Existe uma associação conhecida entre ansiedade e compulsão alimentar, porém esta inicia com comportamentos alimentares distorcidos. 

Não é novidade que a ansiedade atinge níveis alarmantes no mundo, estando o Brasil como país com maior índice, segundo a Organização Mundial da Saúde. Isto antes da pandemia do novo coronavírus. Expectativas apontam para um possível agravo nos sintomas psicológicos após a pandemia, entretanto não se pode dizer ao certo como será.

Transtornos no comportamento alimentar na pandemia

Se você está se questionando o que é ansiedade e quais são os sinais e sintomas, continua acompanhando, porque vamos esclarecer.

A ansiedade é caracterizada pela antecipação e expectativa de acontecimentos reais ou imaginários que poderão ocorrer ou não. Desta forma, não podemos ter controle sobre eles.

Ela tem função importante para nossa vida, quando nos permite organizar, preparar e planejar. Desta forma, não podemos viver sem ansiedade. Ela começa a ser um problema quando atinge intensidade e frequência elevadas, sendo assim patológica, trazendo prejuízos ao corpo e à mente.

Alguns sintomas característicos de ansiedade são agitação, irritabilidade, dificuldade de concentração, taquicardia (batimento acelerado), respiração ofegante (sensação de falta de ar), tensão muscular e alterações do sono. Estes sintomas são incômodos, dificultando muitas vezes a realização das atividades diárias e com isso podem ter impacto também na alimentação.

Então qual a relação entre ansiedade e alimentação?

Comer é uma necessidade básica do humano e um ato gerador de prazer. Atualmente, diante da redução dos espaços de convivência e também das possibilidades de obtenção de prazer, acabamos utilizando aquilo que temos de fácil acesso para a obtenção de bem-estar, a comida. Não é à toa que se fala em comfort food, a comida conforto.

Quando a ansiedade intensa está presente e não se tem no repertório pessoal outras estratégias para lidar com o desconforto causado, esta pode ser gatilho para episódios de compulsão alimentar, principalmente na pandemia.

Ou seja, comer em grande quantidade com uma sensação de falta de controle sobre a ingestão de alimentos, mesmo sem estar com fome, pode estar acompanhado do sentimento de culpa após o consumo dos alimentos.

Muitas vezes a compulsão alimentar vai contribuir para o excesso de peso. Isso não quer dizer que apenas pessoas obesas apresentem compulsão alimentar.

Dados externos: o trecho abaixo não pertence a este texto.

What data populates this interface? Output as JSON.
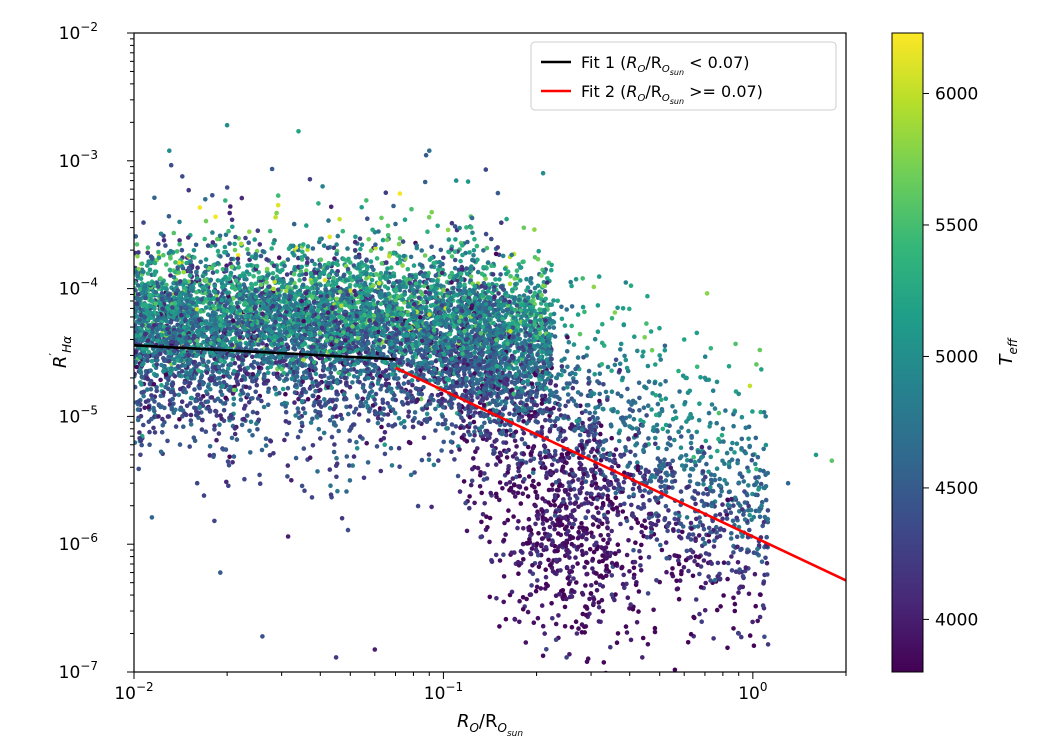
{
  "chart_data": {
    "type": "scatter",
    "xscale": "log",
    "yscale": "log",
    "xlim": [
      0.01,
      2
    ],
    "ylim": [
      1e-07,
      0.01
    ],
    "xticks": [
      {
        "value": 0.01,
        "base": "10",
        "exp": "−2"
      },
      {
        "value": 0.1,
        "base": "10",
        "exp": "−1"
      },
      {
        "value": 1,
        "base": "10",
        "exp": "0"
      }
    ],
    "yticks": [
      {
        "value": 1e-07,
        "base": "10",
        "exp": "−7"
      },
      {
        "value": 1e-06,
        "base": "10",
        "exp": "−6"
      },
      {
        "value": 1e-05,
        "base": "10",
        "exp": "−5"
      },
      {
        "value": 0.0001,
        "base": "10",
        "exp": "−4"
      },
      {
        "value": 0.001,
        "base": "10",
        "exp": "−3"
      },
      {
        "value": 0.01,
        "base": "10",
        "exp": "−2"
      }
    ],
    "xlabel": {
      "main": "R",
      "sub": "O",
      "slash": "/R",
      "sub2": "O",
      "sub3": "sun"
    },
    "ylabel": {
      "main": "R",
      "prime": "′",
      "sub": "Hα"
    },
    "colorbar": {
      "label": {
        "main": "T",
        "sub": "eff"
      },
      "vmin": 3800,
      "vmax": 6230,
      "ticks": [
        4000,
        4500,
        5000,
        5500,
        6000
      ],
      "tick_labels": [
        "4000",
        "4500",
        "5000",
        "5500",
        "6000"
      ],
      "colormap": "viridis",
      "stops": [
        "#440154",
        "#482878",
        "#3e4989",
        "#31688e",
        "#26828e",
        "#1f9e89",
        "#35b779",
        "#6ece58",
        "#b5de2b",
        "#fde725"
      ]
    },
    "series": [
      {
        "name": "Fit 1 (R_O/R_O_sun < 0.07)",
        "legend": {
          "pre": "Fit 1 (",
          "r1": "R",
          "s1": "O",
          "mid": "/R",
          "s2": "O",
          "s3": "sun",
          "post": " < 0.07)"
        },
        "color": "#000000",
        "type": "line",
        "x": [
          0.01,
          0.07
        ],
        "y": [
          3.6e-05,
          2.8e-05
        ]
      },
      {
        "name": "Fit 2 (R_O/R_O_sun >= 0.07)",
        "legend": {
          "pre": "Fit 2 (",
          "r1": "R",
          "s1": "O",
          "mid": "/R",
          "s2": "O",
          "s3": "sun",
          "post": " >= 0.07)"
        },
        "color": "#ff0000",
        "type": "line",
        "x": [
          0.07,
          2.0
        ],
        "y": [
          2.4e-05,
          5.2e-07
        ]
      }
    ],
    "scatter_points": [
      [
        0.012,
        6e-05,
        4600
      ],
      [
        0.013,
        4.5e-05,
        4300
      ],
      [
        0.014,
        8e-05,
        5000
      ],
      [
        0.015,
        3e-05,
        4200
      ],
      [
        0.016,
        0.00012,
        5100
      ],
      [
        0.011,
        2e-05,
        4100
      ],
      [
        0.012,
        1e-05,
        4000
      ],
      [
        0.018,
        6.5e-05,
        4700
      ],
      [
        0.02,
        0.0019,
        5000
      ],
      [
        0.021,
        5e-05,
        4500
      ],
      [
        0.022,
        9e-05,
        5200
      ],
      [
        0.024,
        2.5e-05,
        4300
      ],
      [
        0.025,
        0.00015,
        5300
      ],
      [
        0.027,
        7e-05,
        4900
      ],
      [
        0.03,
        4e-05,
        4400
      ],
      [
        0.032,
        0.00011,
        5000
      ],
      [
        0.034,
        0.0017,
        5200
      ],
      [
        0.035,
        6e-05,
        4800
      ],
      [
        0.038,
        3.5e-05,
        4300
      ],
      [
        0.04,
        0.00013,
        5100
      ],
      [
        0.042,
        8e-05,
        5000
      ],
      [
        0.045,
        5e-05,
        4600
      ],
      [
        0.048,
        2e-05,
        4200
      ],
      [
        0.05,
        0.00016,
        5400
      ],
      [
        0.055,
        7.5e-05,
        4900
      ],
      [
        0.06,
        4.5e-05,
        4500
      ],
      [
        0.065,
        0.00012,
        5100
      ],
      [
        0.07,
        0.00032,
        4600
      ],
      [
        0.075,
        9e-05,
        5000
      ],
      [
        0.08,
        6e-05,
        4800
      ],
      [
        0.085,
        3e-05,
        4400
      ],
      [
        0.09,
        0.0012,
        4700
      ],
      [
        0.095,
        0.0001,
        5100
      ],
      [
        0.1,
        5.5e-05,
        4700
      ],
      [
        0.11,
        0.0007,
        5000
      ],
      [
        0.12,
        8e-05,
        5000
      ],
      [
        0.13,
        4e-05,
        4600
      ],
      [
        0.14,
        2.5e-05,
        4400
      ],
      [
        0.15,
        6e-05,
        4900
      ],
      [
        0.16,
        0.00035,
        5200
      ],
      [
        0.17,
        0.00012,
        5700
      ],
      [
        0.18,
        3e-05,
        4700
      ],
      [
        0.2,
        1.5e-05,
        4500
      ],
      [
        0.21,
        0.0008,
        5000
      ],
      [
        0.22,
        5e-06,
        4100
      ],
      [
        0.24,
        2e-06,
        3900
      ],
      [
        0.26,
        1e-06,
        3850
      ],
      [
        0.28,
        3e-06,
        4000
      ],
      [
        0.3,
        8e-06,
        4300
      ],
      [
        0.32,
        1.5e-05,
        4600
      ],
      [
        0.35,
        4e-06,
        4100
      ],
      [
        0.38,
        2e-05,
        4900
      ],
      [
        0.4,
        1e-05,
        4700
      ],
      [
        0.45,
        6e-06,
        4300
      ],
      [
        0.5,
        3e-05,
        5100
      ],
      [
        0.55,
        1.2e-05,
        4800
      ],
      [
        0.6,
        4e-05,
        5200
      ],
      [
        0.7,
        2e-05,
        5000
      ],
      [
        0.8,
        8e-06,
        4700
      ],
      [
        0.9,
        1.5e-05,
        5000
      ],
      [
        1.0,
        5e-06,
        4500
      ],
      [
        1.1,
        1e-05,
        4800
      ],
      [
        1.3,
        3e-06,
        4600
      ],
      [
        1.6,
        5e-06,
        5100
      ],
      [
        1.8,
        4.5e-06,
        5600
      ],
      [
        0.013,
        0.0012,
        5000
      ],
      [
        0.017,
        0.0005,
        4700
      ],
      [
        0.016,
        3e-06,
        4300
      ],
      [
        0.019,
        6e-07,
        4500
      ],
      [
        0.026,
        1.9e-07,
        4400
      ],
      [
        0.045,
        1.3e-07,
        4200
      ],
      [
        0.06,
        1.5e-07,
        4000
      ],
      [
        0.25,
        1.3e-07,
        4300
      ],
      [
        0.27,
        2e-07,
        4100
      ],
      [
        0.9,
        2e-07,
        4300
      ]
    ],
    "cloud_seed": 12345,
    "cloud_count": 9000
  },
  "legend": {
    "position": "upper-right"
  },
  "layout": {
    "grid": false
  }
}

Não comemos apenas para suprir necessidades nutricionais do organismo, comemos porque dá prazer, porque expressamos afeto por meio da comida. Assim compartilhamos alegrias e também compensamos nossas tristezas, buscando alívio para as preocupações.

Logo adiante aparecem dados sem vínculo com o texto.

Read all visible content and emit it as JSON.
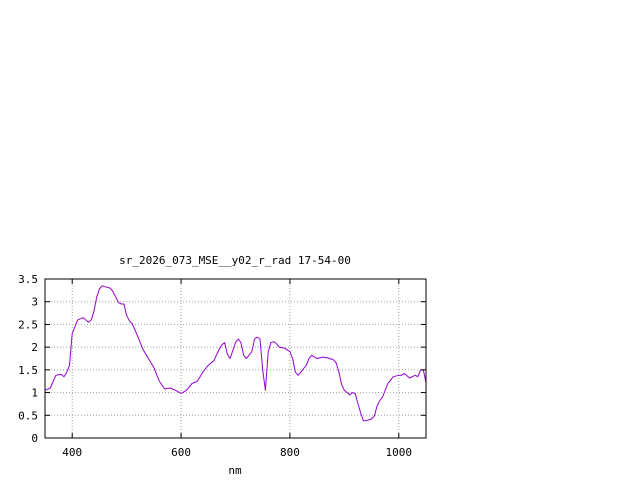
{
  "chart_data": {
    "type": "line",
    "title": "sr_2026_073_MSE__y02_r_rad 17-54-00",
    "xlabel": "nm",
    "ylabel": "",
    "xlim": [
      350,
      1050
    ],
    "ylim": [
      0,
      3.5
    ],
    "xticks": [
      400,
      600,
      800,
      1000
    ],
    "xtick_labels": [
      "400",
      "600",
      "800",
      "1000"
    ],
    "yticks": [
      0,
      0.5,
      1,
      1.5,
      2,
      2.5,
      3,
      3.5
    ],
    "ytick_labels": [
      "0",
      "0.5",
      "1",
      "1.5",
      "2",
      "2.5",
      "3",
      "3.5"
    ],
    "grid": true,
    "series": [
      {
        "color": "#9400d3",
        "x": [
          350,
          360,
          365,
          370,
          380,
          385,
          390,
          395,
          400,
          410,
          420,
          430,
          435,
          440,
          445,
          450,
          455,
          460,
          470,
          475,
          480,
          485,
          490,
          495,
          500,
          505,
          510,
          520,
          530,
          540,
          550,
          560,
          570,
          580,
          590,
          600,
          610,
          620,
          630,
          640,
          650,
          660,
          670,
          675,
          680,
          685,
          690,
          700,
          705,
          710,
          715,
          720,
          730,
          735,
          740,
          745,
          750,
          755,
          760,
          765,
          770,
          775,
          780,
          790,
          800,
          805,
          810,
          815,
          820,
          830,
          835,
          840,
          845,
          850,
          860,
          870,
          880,
          885,
          890,
          895,
          900,
          905,
          910,
          915,
          920,
          925,
          930,
          935,
          940,
          950,
          955,
          960,
          965,
          970,
          980,
          990,
          1000,
          1005,
          1010,
          1020,
          1030,
          1035,
          1040,
          1045,
          1050
        ],
        "y": [
          1.05,
          1.1,
          1.25,
          1.38,
          1.4,
          1.35,
          1.45,
          1.6,
          2.3,
          2.6,
          2.65,
          2.55,
          2.6,
          2.8,
          3.1,
          3.28,
          3.35,
          3.33,
          3.3,
          3.22,
          3.1,
          2.98,
          2.95,
          2.95,
          2.7,
          2.58,
          2.52,
          2.25,
          1.95,
          1.75,
          1.55,
          1.25,
          1.08,
          1.1,
          1.05,
          0.98,
          1.05,
          1.2,
          1.25,
          1.45,
          1.6,
          1.7,
          1.95,
          2.05,
          2.1,
          1.85,
          1.75,
          2.1,
          2.18,
          2.1,
          1.82,
          1.75,
          1.9,
          2.18,
          2.22,
          2.18,
          1.5,
          1.05,
          1.9,
          2.1,
          2.12,
          2.08,
          2.0,
          1.98,
          1.9,
          1.75,
          1.45,
          1.38,
          1.45,
          1.6,
          1.75,
          1.82,
          1.78,
          1.75,
          1.78,
          1.76,
          1.72,
          1.65,
          1.45,
          1.18,
          1.05,
          1.0,
          0.95,
          1.0,
          0.98,
          0.75,
          0.55,
          0.38,
          0.38,
          0.42,
          0.48,
          0.7,
          0.82,
          0.9,
          1.2,
          1.35,
          1.38,
          1.38,
          1.42,
          1.32,
          1.38,
          1.35,
          1.5,
          1.5,
          1.22
        ]
      }
    ]
  }
}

Como saber se o aumento do consumo alimentar tem relação com a ansiedade?

Esteja atento ao que você come, como come, com quem e como se sente com a refeição são passos que poderão clarear o caminho do autoconhecimento do consumo alimentar.

Manter um diário alimentar anotando diariamente a quantidade, os horários e o que consumiu nas refeições pode auxiliar a ampliar a consciência da relação que você estabelece com a comida.

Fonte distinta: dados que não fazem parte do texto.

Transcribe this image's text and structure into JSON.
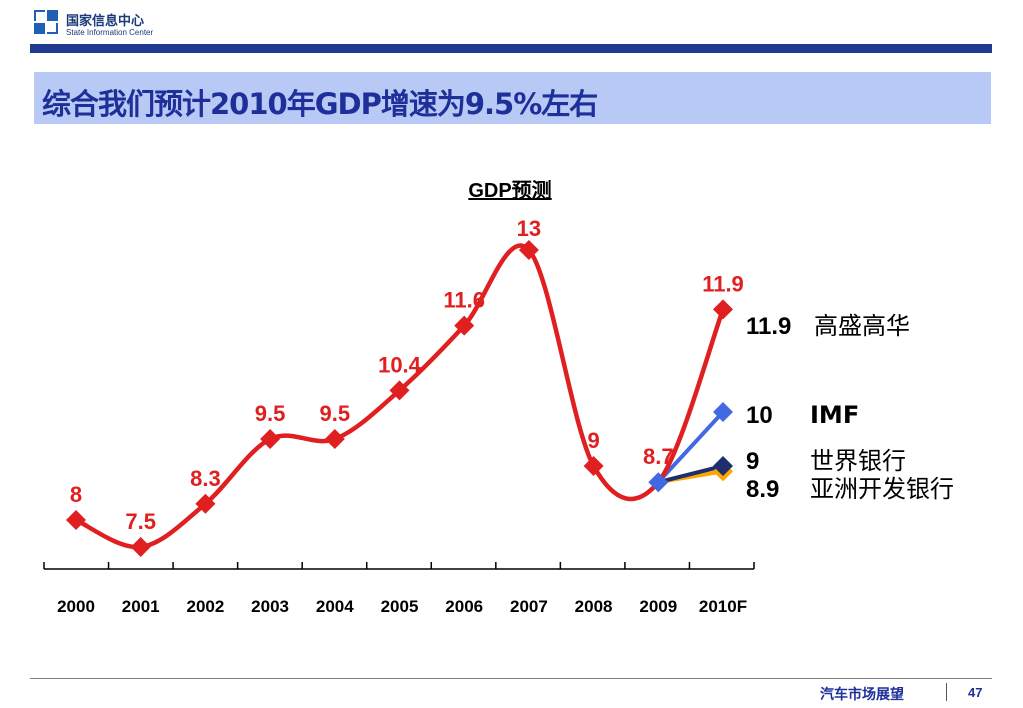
{
  "header": {
    "org_cn": "国家信息中心",
    "org_en": "State Information Center",
    "title": "综合我们预计2010年GDP增速为9.5%左右"
  },
  "footer": {
    "section": "汽车市场展望",
    "page": "47"
  },
  "colors": {
    "main": "#e02020",
    "imf": "#4169e1",
    "worldbank": "#1f2f6e",
    "adb": "#ffa500",
    "title_bg": "#b7c9f4",
    "bar": "#1f3a8f"
  },
  "chart_data": {
    "type": "line",
    "title": "GDP预测",
    "categories": [
      "2000",
      "2001",
      "2002",
      "2003",
      "2004",
      "2005",
      "2006",
      "2007",
      "2008",
      "2009",
      "2010F"
    ],
    "series": [
      {
        "values": [
          8,
          7.5,
          8.3,
          9.5,
          9.5,
          10.4,
          11.6,
          13,
          9,
          8.7,
          11.9
        ],
        "labels": [
          "8",
          "7.5",
          "8.3",
          "9.5",
          "9.5",
          "10.4",
          "11.6",
          "13",
          "9",
          "8.7",
          "11.9"
        ]
      }
    ],
    "forecasts": [
      {
        "value": 11.9,
        "value_text": "11.9",
        "name": "高盛高华",
        "color": "#e02020"
      },
      {
        "value": 10,
        "value_text": "10",
        "name": "IMF",
        "color": "#4169e1"
      },
      {
        "value": 9,
        "value_text": "9",
        "name": "世界银行",
        "color": "#1f2f6e"
      },
      {
        "value": 8.9,
        "value_text": "8.9",
        "name": "亚洲开发银行",
        "color": "#ffa500"
      }
    ],
    "grid": false
  }
}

A relação entre ansiedade e consumo alimentar pode se tornar um ciclo vicioso. Quando ansiosos nos sentimos tensos, e para aliviar a tensão, mesmo que de forma inconsciente, comemos (vale lembrar que esse comportamento não é comum a todas as pessoas).

O ato de comer auxilia na redução da tensão e também atua como distração, visto que comer dá prazer. Entretanto, alguns minutos após a refeição a tensão retorna e a ingestão de alimento ocorre novamente, na tentativa de reduzir a tensão.

O que fazer para lidar com a ansiedade e não recorrer aos alimentos nesse período de pandemia?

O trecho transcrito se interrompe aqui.